Record year for Horsey beach seal pup births

Mother and seal pup feeding at Horsey beach, Norfolk Image copyright Julia Walshaw
Image caption Seal pups can be seen feeding from their mothers in the dunes and on the beach at Horsey

The number of grey seal pups born on a Norfolk beach this winter has already topped last year's figure.

Latest statistics show 1,643 pups have been born on the three-mile stretch of beach and dunes at Horsey.

Colonisation there began in 2003, when there were fewer than 100 pups.

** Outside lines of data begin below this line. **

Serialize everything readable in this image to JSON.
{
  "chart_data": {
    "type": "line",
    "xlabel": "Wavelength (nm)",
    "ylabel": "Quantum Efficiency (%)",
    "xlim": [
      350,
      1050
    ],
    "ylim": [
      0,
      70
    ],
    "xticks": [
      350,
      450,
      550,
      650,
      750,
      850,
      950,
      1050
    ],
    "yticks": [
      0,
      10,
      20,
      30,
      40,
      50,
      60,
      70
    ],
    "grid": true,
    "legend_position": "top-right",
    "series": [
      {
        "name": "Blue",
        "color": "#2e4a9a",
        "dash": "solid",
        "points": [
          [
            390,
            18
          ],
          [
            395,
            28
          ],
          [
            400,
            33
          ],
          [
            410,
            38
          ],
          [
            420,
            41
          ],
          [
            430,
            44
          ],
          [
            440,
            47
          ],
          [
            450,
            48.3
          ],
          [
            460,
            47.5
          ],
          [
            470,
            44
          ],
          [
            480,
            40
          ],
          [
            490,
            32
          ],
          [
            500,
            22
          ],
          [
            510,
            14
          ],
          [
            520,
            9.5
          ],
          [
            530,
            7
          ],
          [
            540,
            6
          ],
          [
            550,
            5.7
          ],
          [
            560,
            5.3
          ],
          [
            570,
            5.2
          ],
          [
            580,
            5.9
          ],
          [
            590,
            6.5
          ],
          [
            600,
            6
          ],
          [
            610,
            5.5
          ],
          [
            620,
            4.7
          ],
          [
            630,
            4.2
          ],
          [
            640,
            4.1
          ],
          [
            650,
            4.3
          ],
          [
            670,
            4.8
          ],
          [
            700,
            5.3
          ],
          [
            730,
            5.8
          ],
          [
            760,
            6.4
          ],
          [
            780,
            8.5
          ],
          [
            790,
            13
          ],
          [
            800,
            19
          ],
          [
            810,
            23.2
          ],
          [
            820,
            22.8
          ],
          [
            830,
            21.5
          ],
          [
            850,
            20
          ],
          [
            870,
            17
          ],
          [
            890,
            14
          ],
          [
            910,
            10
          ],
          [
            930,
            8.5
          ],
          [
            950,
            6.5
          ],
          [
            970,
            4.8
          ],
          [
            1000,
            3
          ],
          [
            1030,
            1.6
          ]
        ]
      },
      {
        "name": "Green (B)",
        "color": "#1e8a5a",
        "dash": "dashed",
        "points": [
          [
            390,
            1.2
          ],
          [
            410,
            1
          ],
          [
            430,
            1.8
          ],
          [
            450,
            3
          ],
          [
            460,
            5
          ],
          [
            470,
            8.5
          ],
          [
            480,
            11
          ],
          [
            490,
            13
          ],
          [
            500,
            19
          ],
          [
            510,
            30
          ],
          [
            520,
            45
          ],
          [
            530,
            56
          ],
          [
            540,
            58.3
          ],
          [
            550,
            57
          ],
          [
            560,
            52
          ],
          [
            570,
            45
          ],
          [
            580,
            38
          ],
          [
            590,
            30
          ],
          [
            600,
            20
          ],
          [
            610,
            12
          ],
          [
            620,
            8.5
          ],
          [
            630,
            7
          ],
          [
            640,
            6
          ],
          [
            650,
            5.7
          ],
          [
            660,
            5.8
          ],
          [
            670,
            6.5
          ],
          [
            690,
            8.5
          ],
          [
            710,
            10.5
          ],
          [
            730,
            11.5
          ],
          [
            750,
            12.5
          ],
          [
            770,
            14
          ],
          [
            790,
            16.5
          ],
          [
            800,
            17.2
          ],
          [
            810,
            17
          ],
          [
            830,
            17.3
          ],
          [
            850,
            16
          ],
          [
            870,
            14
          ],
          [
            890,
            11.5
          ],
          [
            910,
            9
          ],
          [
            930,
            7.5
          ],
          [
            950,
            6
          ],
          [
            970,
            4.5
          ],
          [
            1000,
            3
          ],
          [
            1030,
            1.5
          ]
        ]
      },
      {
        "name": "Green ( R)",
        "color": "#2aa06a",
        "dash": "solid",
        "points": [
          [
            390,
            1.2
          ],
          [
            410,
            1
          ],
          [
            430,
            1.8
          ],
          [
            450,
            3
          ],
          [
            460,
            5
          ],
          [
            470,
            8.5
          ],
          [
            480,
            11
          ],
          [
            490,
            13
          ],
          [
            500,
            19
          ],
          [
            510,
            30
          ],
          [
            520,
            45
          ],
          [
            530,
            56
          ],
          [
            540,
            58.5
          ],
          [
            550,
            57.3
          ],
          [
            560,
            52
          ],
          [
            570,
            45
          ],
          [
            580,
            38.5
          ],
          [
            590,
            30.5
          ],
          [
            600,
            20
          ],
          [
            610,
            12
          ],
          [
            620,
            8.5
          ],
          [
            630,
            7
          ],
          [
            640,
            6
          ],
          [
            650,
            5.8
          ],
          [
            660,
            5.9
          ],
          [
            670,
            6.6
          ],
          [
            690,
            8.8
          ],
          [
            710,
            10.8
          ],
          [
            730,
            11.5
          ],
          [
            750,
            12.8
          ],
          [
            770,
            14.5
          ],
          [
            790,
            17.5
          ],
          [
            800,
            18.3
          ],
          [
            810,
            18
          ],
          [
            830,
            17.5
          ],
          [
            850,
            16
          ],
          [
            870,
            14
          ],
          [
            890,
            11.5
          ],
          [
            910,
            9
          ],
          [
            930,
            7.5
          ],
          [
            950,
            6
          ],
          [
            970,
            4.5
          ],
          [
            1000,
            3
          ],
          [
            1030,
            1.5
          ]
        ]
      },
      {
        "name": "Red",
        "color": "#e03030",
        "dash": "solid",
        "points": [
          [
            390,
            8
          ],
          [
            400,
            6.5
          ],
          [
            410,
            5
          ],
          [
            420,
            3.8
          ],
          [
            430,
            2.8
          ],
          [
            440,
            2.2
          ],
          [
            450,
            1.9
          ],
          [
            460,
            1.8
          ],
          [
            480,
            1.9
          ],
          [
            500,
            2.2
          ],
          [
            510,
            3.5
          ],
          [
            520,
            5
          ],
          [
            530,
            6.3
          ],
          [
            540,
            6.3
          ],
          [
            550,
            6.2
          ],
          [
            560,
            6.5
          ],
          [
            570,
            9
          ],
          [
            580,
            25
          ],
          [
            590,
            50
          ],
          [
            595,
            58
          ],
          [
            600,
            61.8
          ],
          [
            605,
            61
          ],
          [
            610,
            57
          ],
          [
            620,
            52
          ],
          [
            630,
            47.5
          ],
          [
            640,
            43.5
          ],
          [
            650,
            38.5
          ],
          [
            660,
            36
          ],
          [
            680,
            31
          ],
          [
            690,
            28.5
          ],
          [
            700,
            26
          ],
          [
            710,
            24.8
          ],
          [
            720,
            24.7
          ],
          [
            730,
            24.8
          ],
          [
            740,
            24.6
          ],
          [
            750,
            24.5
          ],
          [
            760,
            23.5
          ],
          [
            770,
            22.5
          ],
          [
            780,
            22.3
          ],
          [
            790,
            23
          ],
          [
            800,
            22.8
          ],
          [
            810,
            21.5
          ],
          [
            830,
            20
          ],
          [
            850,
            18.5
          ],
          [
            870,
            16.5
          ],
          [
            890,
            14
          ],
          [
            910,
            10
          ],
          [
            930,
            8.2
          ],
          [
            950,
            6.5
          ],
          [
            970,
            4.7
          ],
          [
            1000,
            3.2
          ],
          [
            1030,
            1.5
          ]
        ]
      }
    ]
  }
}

The total was about 1,500 during the last November-January pupping season.

Peter Ansell, of Friends of Horsey Seals, said: "This has been an astonishing success story."

Image copyright Julia Walshaw
Image caption The public can walk along a path on top of the dunes, but are discouraged from going on the beach
Image copyright Julia Walshaw
Image caption This seal pup was on the path on top of the dunes, and did not seem too wary of passing humans

The Friends of Horsey Seals volunteer group carries out counts, and patrols the taped-off beach to discourage people walking down from the top of the dunes.

Mr Ansell said he expected the seal population to continue growing year-on-year "until a natural disaster", disease or dwindling fish stocks.

Image copyright Julia Walshaw
Image caption The mothers are lighter than the darker coloured males, one of which can be seen in the bottom right

Further along the Norfolk coast at the much older colony at Blakeney Point, 2,598 pups were counted this week, up from the previous record set in 2014.

At Donna Nook Nature Reserve in Lincolnshire, there were 1,984 newborns, compared to 1,957 last year. Reserve managers said the population had started to level off in recent years.

Image copyright Julia Walshaw
Image caption Seal pups are weaned and then shed their fur until they are ready to enter the sea

Last year, experts said the colony at Horsey was becoming more used to the presence of humans, although the reasons for the more rapid population rise was not known.

There are currently concerns about walkers and dogs disturbing the increasing number of seals sheltering in the dunes at the Winterton end of the beach.

Image copyright PA
Image caption Mothers suckle their young for about three weeks and can recognise their pup's call and smell

Mr Ansell, who is chairman of the Friends group, said: "We would suggest dog-walkers avoid that area, as even when pets are on leads, you could just walk into a seal hidden in the marram grass.

"Dogs could easily come off worse if there's a confrontation, so it's in owners' interests to stay away if they want to avoid vets' bills."

The pupping season is expected to finish in January.